Quand Patrick Kanner a parlé de maires « un peu moins volontaires », les oreilles de Georges Ferrero, maire (DVD) du Beausset depuis mars 2014, ont dû siffler. Car au Beausset, on compte seulement 1% de logements sociaux et aucun effort de construction n’a été fourni ces dernières années. La commune a pourtant vu sa population tripler depuis 1975, de 3000 à 9200 habitants, ce n’était donc pas le foncier disponible qui manquait.

« Les habitants n’en voulaient pas », explique Georges Ferrero, tout miel et tout sourire devant le ministre et le préfet.

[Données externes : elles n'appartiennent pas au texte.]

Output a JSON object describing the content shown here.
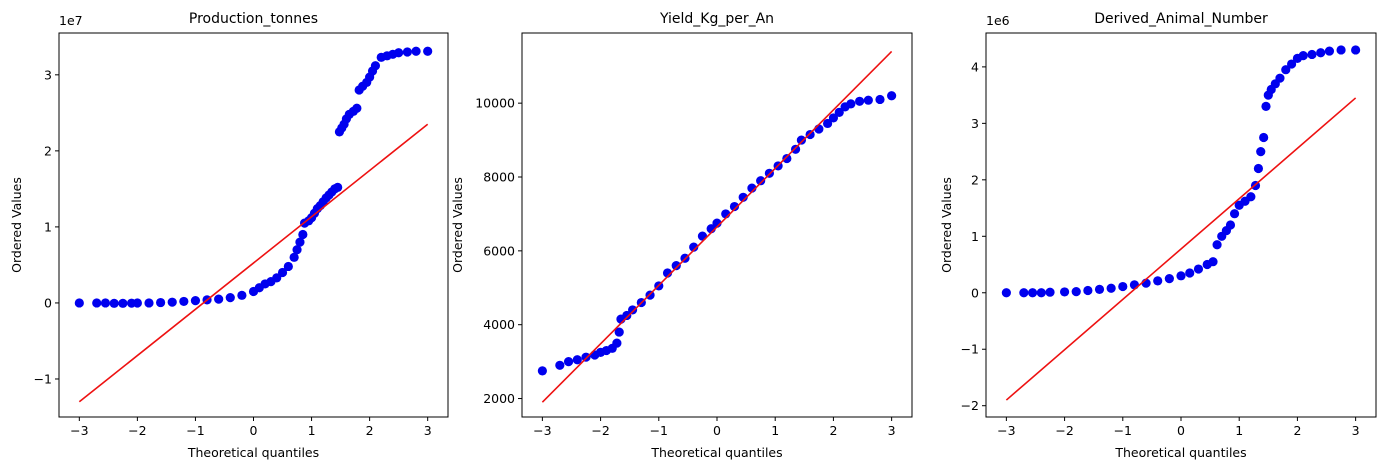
{
  "chart_data": [
    {
      "type": "scatter",
      "title": "Production_tonnes",
      "xlabel": "Theoretical quantiles",
      "ylabel": "Ordered Values",
      "y_offset_label": "1e7",
      "xlim": [
        -3.35,
        3.35
      ],
      "ylim": [
        -1.5,
        3.55
      ],
      "xticks": [
        -3,
        -2,
        -1,
        0,
        1,
        2,
        3
      ],
      "xtick_labels": [
        "−3",
        "−2",
        "−1",
        "0",
        "1",
        "2",
        "3"
      ],
      "yticks": [
        -1,
        0,
        1,
        2,
        3
      ],
      "ytick_labels": [
        "−1",
        "0",
        "1",
        "2",
        "3"
      ],
      "points": [
        [
          -3.0,
          0.0
        ],
        [
          -2.7,
          0.0
        ],
        [
          -2.55,
          0.0
        ],
        [
          -2.4,
          -0.005
        ],
        [
          -2.25,
          -0.005
        ],
        [
          -2.1,
          -0.003
        ],
        [
          -2.0,
          -0.001
        ],
        [
          -1.8,
          0.0
        ],
        [
          -1.6,
          0.005
        ],
        [
          -1.4,
          0.01
        ],
        [
          -1.2,
          0.02
        ],
        [
          -1.0,
          0.03
        ],
        [
          -0.8,
          0.04
        ],
        [
          -0.6,
          0.05
        ],
        [
          -0.4,
          0.07
        ],
        [
          -0.2,
          0.1
        ],
        [
          0.0,
          0.15
        ],
        [
          0.1,
          0.2
        ],
        [
          0.2,
          0.25
        ],
        [
          0.3,
          0.28
        ],
        [
          0.4,
          0.33
        ],
        [
          0.5,
          0.4
        ],
        [
          0.6,
          0.48
        ],
        [
          0.7,
          0.6
        ],
        [
          0.75,
          0.7
        ],
        [
          0.8,
          0.8
        ],
        [
          0.85,
          0.9
        ],
        [
          0.88,
          1.05
        ],
        [
          0.95,
          1.08
        ],
        [
          1.0,
          1.12
        ],
        [
          1.05,
          1.18
        ],
        [
          1.1,
          1.24
        ],
        [
          1.15,
          1.28
        ],
        [
          1.2,
          1.33
        ],
        [
          1.25,
          1.38
        ],
        [
          1.3,
          1.42
        ],
        [
          1.35,
          1.46
        ],
        [
          1.4,
          1.5
        ],
        [
          1.45,
          1.52
        ],
        [
          1.48,
          2.25
        ],
        [
          1.52,
          2.3
        ],
        [
          1.56,
          2.35
        ],
        [
          1.6,
          2.42
        ],
        [
          1.65,
          2.48
        ],
        [
          1.72,
          2.52
        ],
        [
          1.78,
          2.56
        ],
        [
          1.82,
          2.8
        ],
        [
          1.88,
          2.85
        ],
        [
          1.95,
          2.9
        ],
        [
          2.0,
          2.97
        ],
        [
          2.05,
          3.05
        ],
        [
          2.1,
          3.12
        ],
        [
          2.2,
          3.23
        ],
        [
          2.3,
          3.25
        ],
        [
          2.4,
          3.27
        ],
        [
          2.5,
          3.29
        ],
        [
          2.65,
          3.3
        ],
        [
          2.8,
          3.31
        ],
        [
          3.0,
          3.31
        ]
      ],
      "fit_line": {
        "x": [
          -3.0,
          3.0
        ],
        "y": [
          -1.3,
          2.35
        ]
      },
      "colors": {
        "points": "#0000ee",
        "line": "#ee1111"
      }
    },
    {
      "type": "scatter",
      "title": "Yield_Kg_per_An",
      "xlabel": "Theoretical quantiles",
      "ylabel": "Ordered Values",
      "y_offset_label": "",
      "xlim": [
        -3.35,
        3.35
      ],
      "ylim": [
        1500,
        11900
      ],
      "xticks": [
        -3,
        -2,
        -1,
        0,
        1,
        2,
        3
      ],
      "xtick_labels": [
        "−3",
        "−2",
        "−1",
        "0",
        "1",
        "2",
        "3"
      ],
      "yticks": [
        2000,
        4000,
        6000,
        8000,
        10000
      ],
      "ytick_labels": [
        "2000",
        "4000",
        "6000",
        "8000",
        "10000"
      ],
      "points": [
        [
          -3.0,
          2750
        ],
        [
          -2.7,
          2900
        ],
        [
          -2.55,
          3000
        ],
        [
          -2.4,
          3050
        ],
        [
          -2.25,
          3120
        ],
        [
          -2.1,
          3180
        ],
        [
          -2.0,
          3250
        ],
        [
          -1.9,
          3300
        ],
        [
          -1.8,
          3360
        ],
        [
          -1.72,
          3500
        ],
        [
          -1.68,
          3800
        ],
        [
          -1.65,
          4150
        ],
        [
          -1.55,
          4250
        ],
        [
          -1.45,
          4400
        ],
        [
          -1.3,
          4600
        ],
        [
          -1.15,
          4800
        ],
        [
          -1.0,
          5050
        ],
        [
          -0.85,
          5400
        ],
        [
          -0.7,
          5600
        ],
        [
          -0.55,
          5800
        ],
        [
          -0.4,
          6100
        ],
        [
          -0.25,
          6400
        ],
        [
          -0.1,
          6600
        ],
        [
          0.0,
          6750
        ],
        [
          0.15,
          7000
        ],
        [
          0.3,
          7200
        ],
        [
          0.45,
          7450
        ],
        [
          0.6,
          7700
        ],
        [
          0.75,
          7900
        ],
        [
          0.9,
          8100
        ],
        [
          1.05,
          8300
        ],
        [
          1.2,
          8500
        ],
        [
          1.35,
          8750
        ],
        [
          1.45,
          9000
        ],
        [
          1.6,
          9150
        ],
        [
          1.75,
          9300
        ],
        [
          1.9,
          9450
        ],
        [
          2.0,
          9600
        ],
        [
          2.1,
          9750
        ],
        [
          2.2,
          9900
        ],
        [
          2.3,
          9980
        ],
        [
          2.45,
          10050
        ],
        [
          2.6,
          10080
        ],
        [
          2.8,
          10100
        ],
        [
          3.0,
          10200
        ]
      ],
      "fit_line": {
        "x": [
          -3.0,
          3.0
        ],
        "y": [
          1900,
          11400
        ]
      },
      "colors": {
        "points": "#0000ee",
        "line": "#ee1111"
      }
    },
    {
      "type": "scatter",
      "title": "Derived_Animal_Number",
      "xlabel": "Theoretical quantiles",
      "ylabel": "Ordered Values",
      "y_offset_label": "1e6",
      "xlim": [
        -3.35,
        3.35
      ],
      "ylim": [
        -2.2,
        4.6
      ],
      "xticks": [
        -3,
        -2,
        -1,
        0,
        1,
        2,
        3
      ],
      "xtick_labels": [
        "−3",
        "−2",
        "−1",
        "0",
        "1",
        "2",
        "3"
      ],
      "yticks": [
        -2,
        -1,
        0,
        1,
        2,
        3,
        4
      ],
      "ytick_labels": [
        "−2",
        "−1",
        "0",
        "1",
        "2",
        "3",
        "4"
      ],
      "points": [
        [
          -3.0,
          0.0
        ],
        [
          -2.7,
          0.0
        ],
        [
          -2.55,
          0.0
        ],
        [
          -2.4,
          0.0
        ],
        [
          -2.25,
          0.01
        ],
        [
          -2.0,
          0.015
        ],
        [
          -1.8,
          0.02
        ],
        [
          -1.6,
          0.04
        ],
        [
          -1.4,
          0.06
        ],
        [
          -1.2,
          0.08
        ],
        [
          -1.0,
          0.11
        ],
        [
          -0.8,
          0.14
        ],
        [
          -0.6,
          0.17
        ],
        [
          -0.4,
          0.21
        ],
        [
          -0.2,
          0.25
        ],
        [
          0.0,
          0.3
        ],
        [
          0.15,
          0.35
        ],
        [
          0.3,
          0.42
        ],
        [
          0.45,
          0.5
        ],
        [
          0.55,
          0.55
        ],
        [
          0.62,
          0.85
        ],
        [
          0.7,
          1.0
        ],
        [
          0.78,
          1.1
        ],
        [
          0.85,
          1.2
        ],
        [
          0.92,
          1.4
        ],
        [
          1.0,
          1.55
        ],
        [
          1.1,
          1.62
        ],
        [
          1.2,
          1.7
        ],
        [
          1.28,
          1.9
        ],
        [
          1.33,
          2.2
        ],
        [
          1.37,
          2.5
        ],
        [
          1.42,
          2.75
        ],
        [
          1.46,
          3.3
        ],
        [
          1.5,
          3.5
        ],
        [
          1.55,
          3.6
        ],
        [
          1.62,
          3.7
        ],
        [
          1.7,
          3.8
        ],
        [
          1.8,
          3.95
        ],
        [
          1.9,
          4.05
        ],
        [
          2.0,
          4.15
        ],
        [
          2.1,
          4.2
        ],
        [
          2.25,
          4.22
        ],
        [
          2.4,
          4.25
        ],
        [
          2.55,
          4.28
        ],
        [
          2.75,
          4.3
        ],
        [
          3.0,
          4.3
        ]
      ],
      "fit_line": {
        "x": [
          -3.0,
          3.0
        ],
        "y": [
          -1.9,
          3.45
        ]
      },
      "colors": {
        "points": "#0000ee",
        "line": "#ee1111"
      }
    }
  ]
}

Pour lui faire changer d’avis, il aura fallu des pénalités conséquentes (300 000 euros par an pour un budget de fonctionnement de 2 millions d’euros) et que la préfecture décide de préempter deux terrains dans sa commune. Bon prince, le ministre rassure le maire du Beausset: « vous êtes un bon élève et je constate avec plaisir que vous êtes prêts à aller plus loin ».

Pour « convaincre les maires de la nécessité de respecter la loi et de participer à la mixité indispensable à la cohésion nationale », comme l’explique le dossier de presse ministériel, rien n’a mieux marché que d’attaquer les communes au portefeuille. Au risque d’énerver un peu plus des maires déjà en colère contre la baisse des dotations de l’Etat.

Résistance

« Qu’ils préemptent, qu’ils fassent leurs logements et je mettrai des panneaux devant pour dire aux gens qu’ils n’auront pas de places en crèches et à l’école », a ainsi déclaré le maire de Châteauneuf-les-Martigues (Bouches-du-Rhône), Roland Mouren (SE), devant les caméras de France 3 Provence-Alpes, le 7 octobre dernier. « Ce sont des propos indignes d’un élu républicain, commente Patrick Kanner, le logement est un droit et la République doit être ferme et généreuse. »

On reproche parfois au ministre d’être en campagne électorale pour les régionales mais Patrick Kanner s’en défend : « Le gouvernement a d’abord renforcé la loi SRU, par des textes en 2013 et en 2014, et il a décidé d’accélérer le mouvement en mars 2015, ce n’est pas une opération politique en vue des régionales. La politique de la ville est un sujet qui nous tient beaucoup à coeur, à Sylvia Pinel [ministre du Logement, de l’Égalité des territoires et de la Ruralité] et à moi-même. Si on veut casser les ghettos dans nos villes, il faut construire ailleurs des logements sociaux de qualité. Je suis peut-être souriant et empathique mais je saurai aussi faire preuve d’autorité car j’ai vraiment envie d’avancer sur le sujet. »

A quelques jours du dixième anniversaire des émeutes qui ont embrasé les banlieues françaises, en novembre 2005, il serait en effet temps que la politique change vraiment la ville.